A family member recently asked what would be a good beginner keyboard to get for a child – one that has educational value and isn’t a toy. In this article, we’ll discuss an appropriate instrument choice that will enhance and grow with a child’s musical exploration.
Being a big kid myself, I decided to look up the word “toy” to get some clarification. Although there are many definitions of the word, the one I found applicable in this particular case was this: something that serves for or as if for diversion, rather than for serious practical use.
So if serious, practical use is what we’re going for, the first keyboard that springs to mind is the PSR-E453.
The PSR-E453 is an all-round keyboard which is ideal as a starter instrument, yet is also a robust alternative for experienced players looking for advanced features for live performance and/or composing.
Now I could fill this article talking about ALL the great features the 453 has, but I’ll just focus on the essentials, starting with one of the most important of all: the instrument “Voices.” In Yamaha keyboard lingo, a Voice is essentially an instrument – so whether you are into pianos, strings, horns or percussion, this keyboard has you covered with over 750 Voices!
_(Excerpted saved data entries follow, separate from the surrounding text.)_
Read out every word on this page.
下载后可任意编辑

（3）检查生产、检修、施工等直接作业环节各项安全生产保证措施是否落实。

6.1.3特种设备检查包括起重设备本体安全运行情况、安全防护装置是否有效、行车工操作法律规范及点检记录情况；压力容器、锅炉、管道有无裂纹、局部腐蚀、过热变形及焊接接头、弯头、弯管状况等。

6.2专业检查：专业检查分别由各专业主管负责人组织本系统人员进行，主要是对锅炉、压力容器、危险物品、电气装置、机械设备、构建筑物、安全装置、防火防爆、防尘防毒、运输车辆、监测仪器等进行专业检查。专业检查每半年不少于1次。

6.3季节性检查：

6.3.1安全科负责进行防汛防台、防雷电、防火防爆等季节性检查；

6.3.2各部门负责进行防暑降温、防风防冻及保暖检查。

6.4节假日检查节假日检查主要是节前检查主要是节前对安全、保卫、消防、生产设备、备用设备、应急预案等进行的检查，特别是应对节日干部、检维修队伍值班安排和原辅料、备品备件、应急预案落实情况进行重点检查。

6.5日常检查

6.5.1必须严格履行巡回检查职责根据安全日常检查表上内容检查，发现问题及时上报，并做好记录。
This is especially important for kids, because the more Voices, the more possibilities for inspiration.
Next up would be the touch sensitive 61-key keyboard. This is definitely one of the biggies, considering it’s what your fingers are going to be playing on, day in and day out. As a piano teacher, I consider touch sensitive keys to be of paramount importance, and here’s why: Nearly every piece of music ever written has a dynamic range, meaning that notes get softer and louder. A touch sensitive keyboard is important because the keys register velocity. Basically, the harder you hit them, the louder the sound, making for a more compelling and dynamic performance. (The PSR-E453 even gives you the ability to adjust the touch sensitivity to suit each individual player.)
The last educational feature I’ll mention is the Yamaha Education Suite – which is essentially a built-in teacher’s assistant. One of my favorite functions is the ability to practice one hand of a song alone while the instrument plays along with the other.
WAITING mode is also incredibly useful as it pauses the accompaniment (backing tracks) until you correctly play the notes indicated on the display. (By the way, this is an exclusive Yamaha feature). There’s even a mode called MINUS ONE that lets you play a piano part start-to-finish, and then grades you at the end.
It’s also worth noting that the PSR-E453 incorporates a Chord Dictionary for learning nearly any chord, as well as a display that actually shows the notes on the staff.